En Roma, en la época del emperador Tiberio, vivía un hombre muy bueno que tenía dos hijos: uno era militar. El otro hijo, versado en letras, llegó a ser un poeta famoso que encantaba a toda Roma con sus hermosos versos.
Cierta noche, el hombre tuvo un sueño. Un ángel se le apareció para decirle que las palabras de uno de sus hijos serían conocidas y repetidas en el mundo entero por todas las generaciones venideras. Aquella noche se despertó agradecido y llorando, porque la vida era generosa y le había revelado una cosa que cualquier padre estaría orgulloso de saber.
Poco tiempo después, murió al intentar salvar una criatura que iba a ser atropellada por las ruedas de un carruaje. Fue al cielo y se encontró con el ángel del sueño.

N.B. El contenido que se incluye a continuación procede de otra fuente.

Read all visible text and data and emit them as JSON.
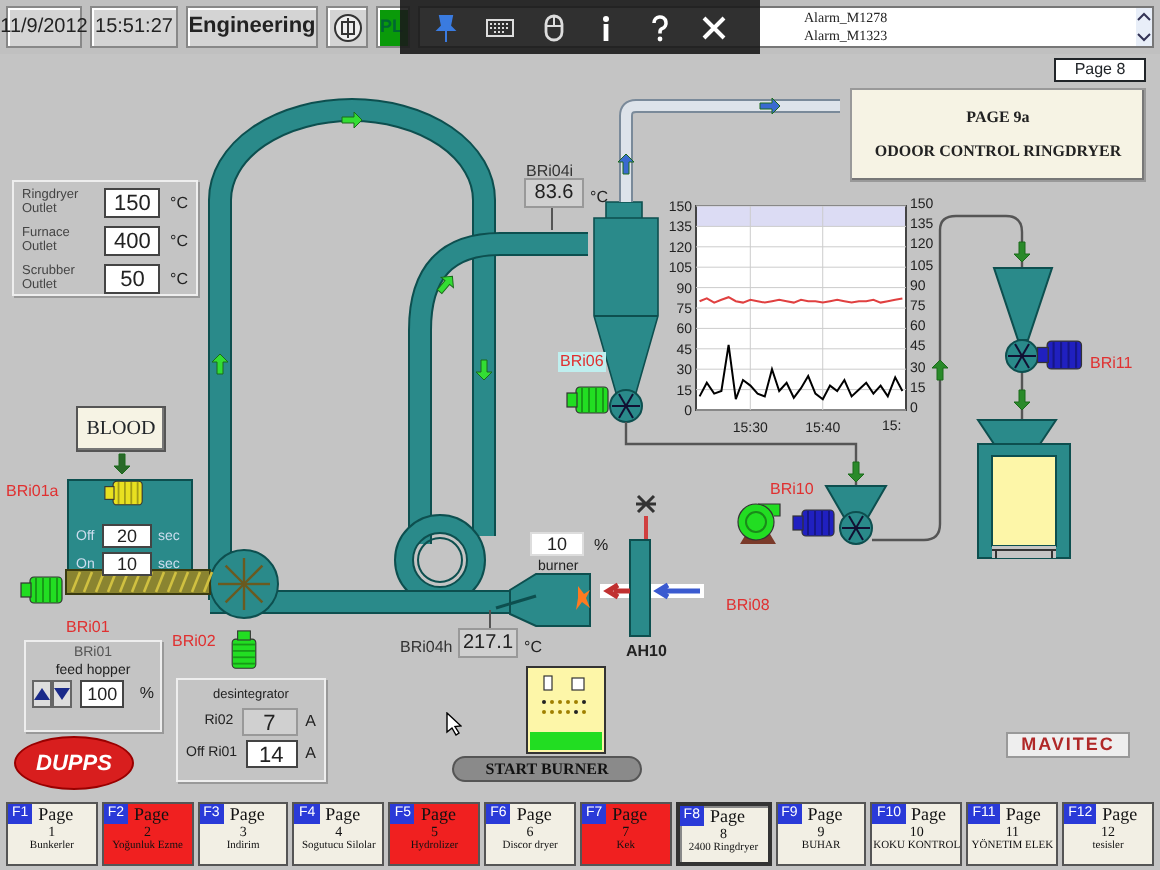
{
  "header": {
    "date": "11/9/2012",
    "time": "15:51:27",
    "user": "Engineering",
    "plc": "PL",
    "alarms": [
      "Alarm_M1278",
      "Alarm_M1323"
    ]
  },
  "page_number": "Page 8",
  "title": {
    "page": "PAGE 9a",
    "name": "ODOOR CONTROL RINGDRYER"
  },
  "setpoints": [
    {
      "label": "Ringdryer Outlet",
      "value": "150",
      "unit": "°C"
    },
    {
      "label": "Furnace Outlet",
      "value": "400",
      "unit": "°C"
    },
    {
      "label": "Scrubber Outlet",
      "value": "50",
      "unit": "°C"
    }
  ],
  "blood_button": "BLOOD",
  "timer": [
    {
      "label": "Off",
      "value": "20",
      "unit": "sec"
    },
    {
      "label": "On",
      "value": "10",
      "unit": "sec"
    }
  ],
  "motors": [
    {
      "label": "BRi01a",
      "kind": "motor",
      "color": "#e8e020",
      "highlighted": false
    },
    {
      "label": "BRi01",
      "kind": "motor",
      "color": "#22dd22",
      "highlighted": false
    },
    {
      "label": "BRi02",
      "kind": "motor",
      "color": "#22dd22",
      "highlighted": false
    },
    {
      "label": "BRi06",
      "kind": "motor",
      "color": "#22dd22",
      "highlighted": true
    },
    {
      "label": "BRi10",
      "kind": "motor",
      "color": "#2020c0",
      "highlighted": false
    },
    {
      "label": "BRi08",
      "kind": "blower",
      "color": "#22dd22",
      "highlighted": false
    },
    {
      "label": "BRi11",
      "kind": "motor",
      "color": "#2020c0",
      "highlighted": false
    }
  ],
  "feed_hopper": {
    "title": "BRi01",
    "subtitle": "feed hopper",
    "value": "100",
    "unit": "%"
  },
  "desintegrator": {
    "title": "desintegrator",
    "rows": [
      {
        "label": "Ri02",
        "value": "7",
        "unit": "A",
        "editable": false
      },
      {
        "label": "Off Ri01",
        "value": "14",
        "unit": "A",
        "editable": true
      }
    ]
  },
  "readings": [
    {
      "label": "BRi04i",
      "value": "83.6",
      "unit": "°C"
    },
    {
      "label": "BRi04h",
      "value": "217.1",
      "unit": "°C"
    }
  ],
  "burner": {
    "value": "10",
    "unit": "%",
    "label": "burner"
  },
  "heater_label": "AH10",
  "start_burner_button": "START BURNER",
  "logos": {
    "left": "DUPPS",
    "right": "MAVITEC"
  },
  "trend": {
    "chart_data": {
      "type": "line",
      "ylim": [
        0,
        150
      ],
      "grid": true,
      "bands": [
        {
          "axis": "y",
          "from": 135,
          "to": 150,
          "color": "#dcdcf4"
        }
      ],
      "yticks": [
        0,
        15,
        30,
        45,
        60,
        75,
        90,
        105,
        120,
        135,
        150
      ],
      "categories": [
        null,
        null,
        null,
        null,
        null,
        null,
        null,
        "15:30",
        null,
        null,
        null,
        null,
        null,
        null,
        null,
        null,
        null,
        "15:40",
        null,
        null,
        null,
        null,
        null,
        null,
        null,
        null,
        null,
        null,
        null
      ],
      "series": [
        {
          "color": "#e04040",
          "values": [
            80,
            82,
            79,
            81,
            83,
            80,
            79,
            81,
            80,
            79,
            80,
            81,
            80,
            79,
            81,
            80,
            80,
            79,
            80,
            81,
            80,
            79,
            80,
            80,
            81,
            79,
            80,
            81,
            82
          ]
        },
        {
          "color": "#000000",
          "values": [
            10,
            20,
            12,
            14,
            48,
            8,
            22,
            18,
            12,
            10,
            30,
            14,
            20,
            9,
            16,
            25,
            12,
            8,
            18,
            14,
            22,
            10,
            15,
            20,
            12,
            18,
            10,
            24,
            14
          ]
        }
      ]
    },
    "cut_time_label": "15:",
    "right_axis_labels": [
      "150",
      "135",
      "120",
      "105",
      "90",
      "75",
      "60",
      "45",
      "30",
      "15",
      "0"
    ]
  },
  "function_keys": [
    {
      "key": "F1",
      "label": "Page",
      "number": "1",
      "caption": "Bunkerler",
      "alarm": false,
      "selected": false
    },
    {
      "key": "F2",
      "label": "Page",
      "number": "2",
      "caption": "Yoğunluk Ezme",
      "alarm": true,
      "selected": false
    },
    {
      "key": "F3",
      "label": "Page",
      "number": "3",
      "caption": "Indirim",
      "alarm": false,
      "selected": false
    },
    {
      "key": "F4",
      "label": "Page",
      "number": "4",
      "caption": "Sogutucu Silolar",
      "alarm": false,
      "selected": false
    },
    {
      "key": "F5",
      "label": "Page",
      "number": "5",
      "caption": "Hydrolizer",
      "alarm": true,
      "selected": false
    },
    {
      "key": "F6",
      "label": "Page",
      "number": "6",
      "caption": "Discor dryer",
      "alarm": false,
      "selected": false
    },
    {
      "key": "F7",
      "label": "Page",
      "number": "7",
      "caption": "Kek",
      "alarm": true,
      "selected": false
    },
    {
      "key": "F8",
      "label": "Page",
      "number": "8",
      "caption": "2400 Ringdryer",
      "alarm": false,
      "selected": true
    },
    {
      "key": "F9",
      "label": "Page",
      "number": "9",
      "caption": "BUHAR",
      "alarm": false,
      "selected": false
    },
    {
      "key": "F10",
      "label": "Page",
      "number": "10",
      "caption": "KOKU KONTROL",
      "alarm": false,
      "selected": false
    },
    {
      "key": "F11",
      "label": "Page",
      "number": "11",
      "caption": "YÖNETIM ELEK",
      "alarm": false,
      "selected": false
    },
    {
      "key": "F12",
      "label": "Page",
      "number": "12",
      "caption": "tesisler",
      "alarm": false,
      "selected": false
    }
  ]
}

Fuiste un hombre bueno – le dijo el ángel. Puedo realizar ahora tus deseos.
“Nada quiero para mí; sin embargo, cualquier padre se enorgullecería de comprobar la fama inmortal de un hijo".
El ángel tocó su hombro y los dos fueron proyectados hacia un futuro distante. Pero sucedió que cuando acabó el reinado de Tiberio, los versos de su hijo fueron olvidados y acabó en el ejército. Allí se hizo centurión, y una tarde uno de sus siervos enfermó. El ángel le contó que el joven oyó hablar de un Rabino que curaba a los enfermos, y caminó días y días en busca de aquella persona. Era Jesús.

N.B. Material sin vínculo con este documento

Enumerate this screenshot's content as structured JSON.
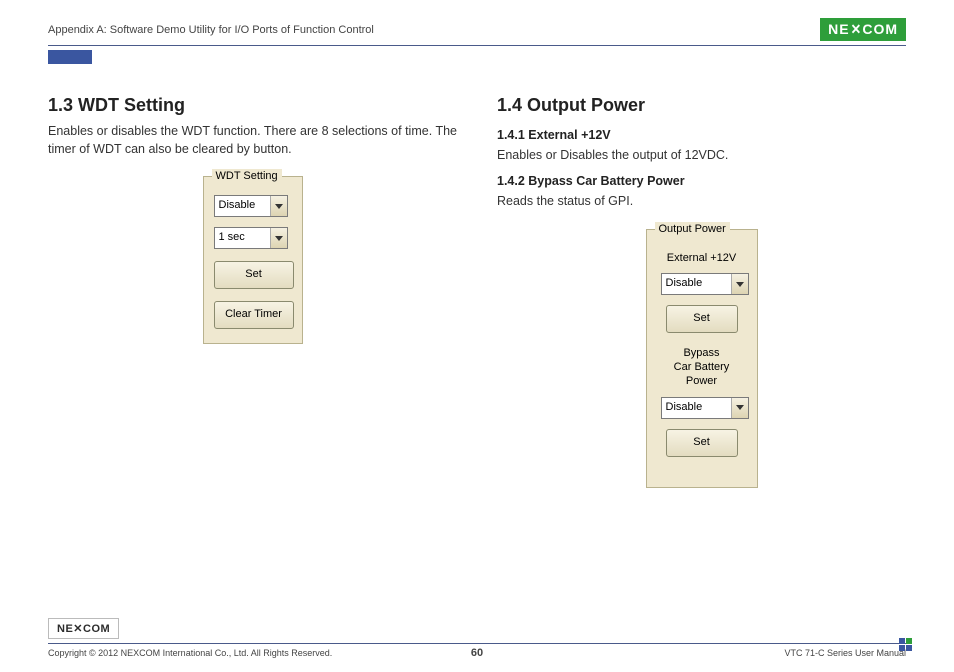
{
  "header": {
    "appendix_title": "Appendix A: Software Demo Utility for I/O Ports of Function Control",
    "logo_text": "NE COM"
  },
  "left": {
    "heading": "1.3  WDT Setting",
    "paragraph": "Enables or disables the WDT function. There are 8 selections of time. The timer of WDT can also be cleared by button.",
    "dialog": {
      "legend": "WDT Setting",
      "combo_enable": "Disable",
      "combo_time": "1 sec",
      "btn_set": "Set",
      "btn_clear": "Clear Timer"
    }
  },
  "right": {
    "heading": "1.4  Output Power",
    "sub1_heading": "1.4.1  External +12V",
    "sub1_text": "Enables or Disables the output of 12VDC.",
    "sub2_heading": "1.4.2  Bypass Car Battery Power",
    "sub2_text": "Reads the status of GPI.",
    "dialog": {
      "legend": "Output Power",
      "label_ext": "External +12V",
      "combo_ext": "Disable",
      "btn_ext_set": "Set",
      "label_bypass_l1": "Bypass",
      "label_bypass_l2": "Car Battery",
      "label_bypass_l3": "Power",
      "combo_bypass": "Disable",
      "btn_bypass_set": "Set"
    }
  },
  "footer": {
    "logo_text": "NE COM",
    "copyright": "Copyright © 2012 NEXCOM International Co., Ltd. All Rights Reserved.",
    "page_number": "60",
    "manual": "VTC 71-C Series User Manual"
  }
}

Le pidió por su siervo y el Mesías le dijo que iría a su casa para curarlo. Pero el joven era un hombre de fe y le dijo aquellas palabras profundas que todo cristiano se honra en pronunciar y que han repetido todas las generaciones: “Señor, yo no soy digno de que entréis en mi casa, pero decid una sola palabra y mi siervo se salvará”.